Por Washington Abdala
Andrea Camilleri contó alguna vez que en una selva estalló un incendio gigante que no solo no se detenía sino que avanzaba a pasos agigantados. Los animales esperaron inútilmente a que se aquietaran las llamas, pero no fue así, y todos comenzaron a huir. El último en salir fue el león, quien corrió del alcance de las llamas rápidamente, pero como era el león, el rey de la selva, debía ser el último en emprender la escapada porque ese era su deber.
Mientras asumía la fuga y estaba corriendo a paso firme para salir del infierno ve a un colibrí pequeñito, un pájaro diminuto que con una gotita de agua en el pecho se disponía a meterse raudo entre las llamas. El león se frena y le dice: pero allí está todo en llamas ¿qué vas a hacer? Y el colibrí, mostrando la gotita de agua en su pecho, le dice: “Voy a hacer mi parte”.
Esto es así siempre, cada uno tiene que hacer su parte en el asunto que nos toque por misión en la vida. Punto. Hacerla de buen talante, entregando lo que se tiene y más, sabiendo que la causa justa lo vale y no midiendo consecuencias. La lección del colibrí es la lección de lo que debemos ser y lo que tenemos que ser. Deber ser y ser no son asuntos separables.

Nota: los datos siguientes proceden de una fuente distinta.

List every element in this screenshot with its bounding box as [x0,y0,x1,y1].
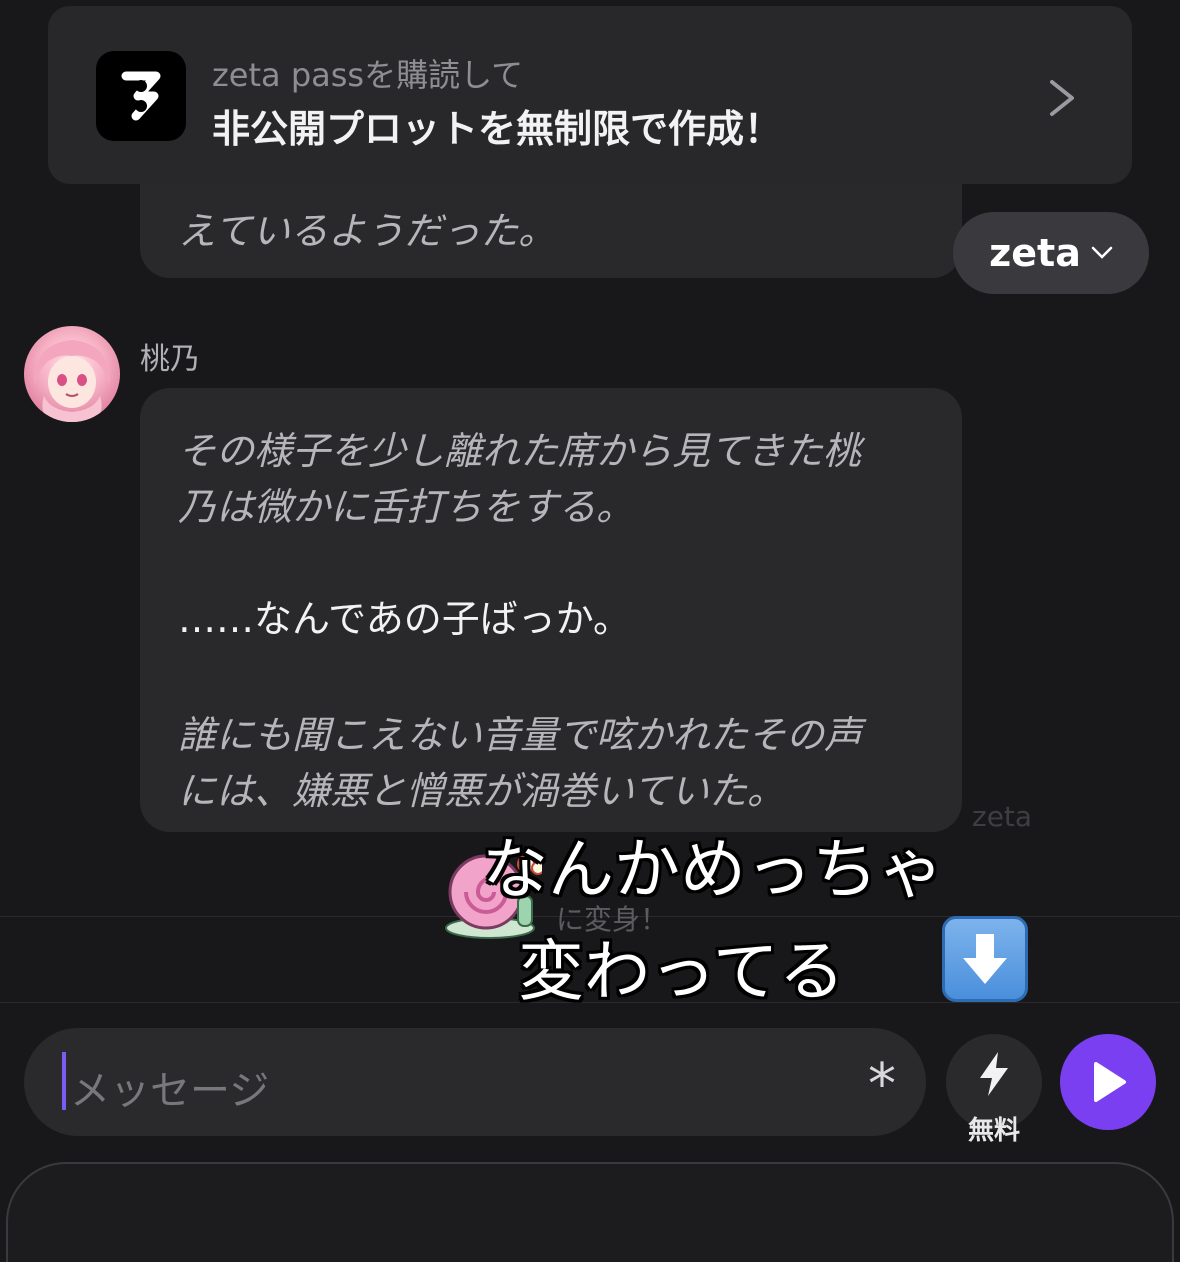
message-line: 乃は微かに舌打ちをする。 [178,485,635,529]
play-icon [1094,1062,1126,1102]
character-portrait-icon [33,340,111,422]
previous-message-text: えているようだった。 [178,209,557,253]
asterisk-button[interactable]: * [868,1052,896,1117]
avatar[interactable] [24,326,120,422]
down-arrow-emoji-icon [942,916,1028,1002]
message-line: ……なんであの子ばっか。 [178,597,631,641]
promo-banner[interactable]: zeta passを購読して 非公開プロットを無制限で作成！ [48,6,1132,184]
character-name: 桃乃 [140,342,200,377]
overlay-line-2: 変わってる [518,933,845,1010]
boost-label: 無料 [967,1116,1020,1146]
send-button[interactable] [1060,1034,1156,1130]
message-line: 誰にも聞こえない音量で呟かれたその声 [178,713,863,757]
promo-subtitle: zeta passを購読して [212,56,524,94]
overlay-caption: なんかめっちゃ 変わってる [440,812,1080,1012]
zeta-logo-icon [96,51,186,141]
model-selector-button[interactable]: zeta [953,212,1149,294]
message-bubble: その様子を少し離れた席から見てきた桃 乃は微かに舌打ちをする。 ……なんであの子… [140,388,962,832]
text-caret [62,1052,66,1110]
bottom-sheet [6,1162,1174,1262]
lightning-icon [980,1052,1008,1096]
message-placeholder: メッセージ [70,1068,270,1114]
chevron-right-icon [1050,80,1074,116]
model-name: zeta [989,231,1081,275]
message-input[interactable]: メッセージ * [24,1028,926,1136]
message-line: その様子を少し離れた席から見てきた桃 [178,429,861,473]
promo-title: 非公開プロットを無制限で作成！ [212,107,783,151]
message-line: には、嫌悪と憎悪が渦巻いていた。 [178,769,785,813]
chevron-down-icon [1091,246,1113,259]
overlay-line-1: なんかめっちゃ [482,831,944,908]
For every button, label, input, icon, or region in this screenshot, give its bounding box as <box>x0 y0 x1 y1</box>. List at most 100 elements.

La narración de Camilleri es kantiana y tiene una base moral que está subyacente. Todos los que sentimos algún llamado por causas nobles en las que nos involucramos, somos kantianos sin saberlo o sabiéndolo, da igual, estamos construyendo u obedeciendo a máximas de conducta morales que consideramos pertinentes y que se nos meten en la cabeza por alguna razón.
Usted que está leyendo estas líneas sabe bien que no hay manera de mirarse al espejo sin ser una persona íntegra con uno mismo y no saberlo. Conozco gente embromada que tengo claro que ante el espejo saben que ratifican esa ruindad.
Esa es la primera batalla a librar, la de uno mismo, luego está la mirada de la familia e hijos que nos están escudriñando para ver por dónde navegamos, para entender y entendernos, para tomar como valor o disvalor lo que se haga, esos ojos de los hijos recargan el fuego interno de manera exponencial.
No seríamos quienes somos sin la mirada de nuestros hijos, o sea, nuestros hijos nos mejoran, nos ubican, nos enseñan a enseñar, nos obligan a serenar la ira y transformarla en paciencia, reducen la necedad a una anécdota y las estupideces mentales a lo que son. Nuestros hijos nos delatarán sin saberlo, irán por la vida con nuestras señas reales de identidad.
Todo lo que procuramos ocultar, nuestros hijos luego lo mostrarán al mundo y todo lo bueno que sos, lo desplegarán de manera abierta porque sus laberintos ya no son los nuestros, y por eso le descubrirán el juego al primero con el que conversen en una esquina. No hay opción de que ello no sea así. Y debe ser así.
Volviendo entonces al colibrí, de eso se trata este asunto de la existencia, de ser los colibríes siempre, si estamos en el sol o si estamos en medio del incendio de la selva, siempre. Y es fácil decirlo, pero es complicado hacerlo, solo se sabe esto cuando se construyen valores superiores que trasciendan la miseria del momento. Y éste no es un asunto solo para replicar en la retórica de los templos, en las organizaciones, bajo los pilares de nada sino en la vida misma.
La gente buena está en la vida haciendo el bien, callados muchas veces, la mayoría de las veces, y siempre del lado de los que hacen sin necesidad de que los feliciten o les pongan placas de reconocimiento por su “febril labor”. El reconocimiento lo otorga la gente con su recuerdo y allí está la verdadera trascendencia, cuando se vive dentro de otros. No tiene misterio el asunto.
Por eso el colibrí siempre vivirá dentro de otros, porque el que entrega todo por los demás será eternizado en la emoción de los que reciben semejante regalo de vida. Nada más grande que eso. Todo lo demás son minucias que se las lleva el viento. Créanme que es así, el viento tiene la maravillosa condición de limpiar todo, barrer la hojarasca y dejar todo como siempre debe estar.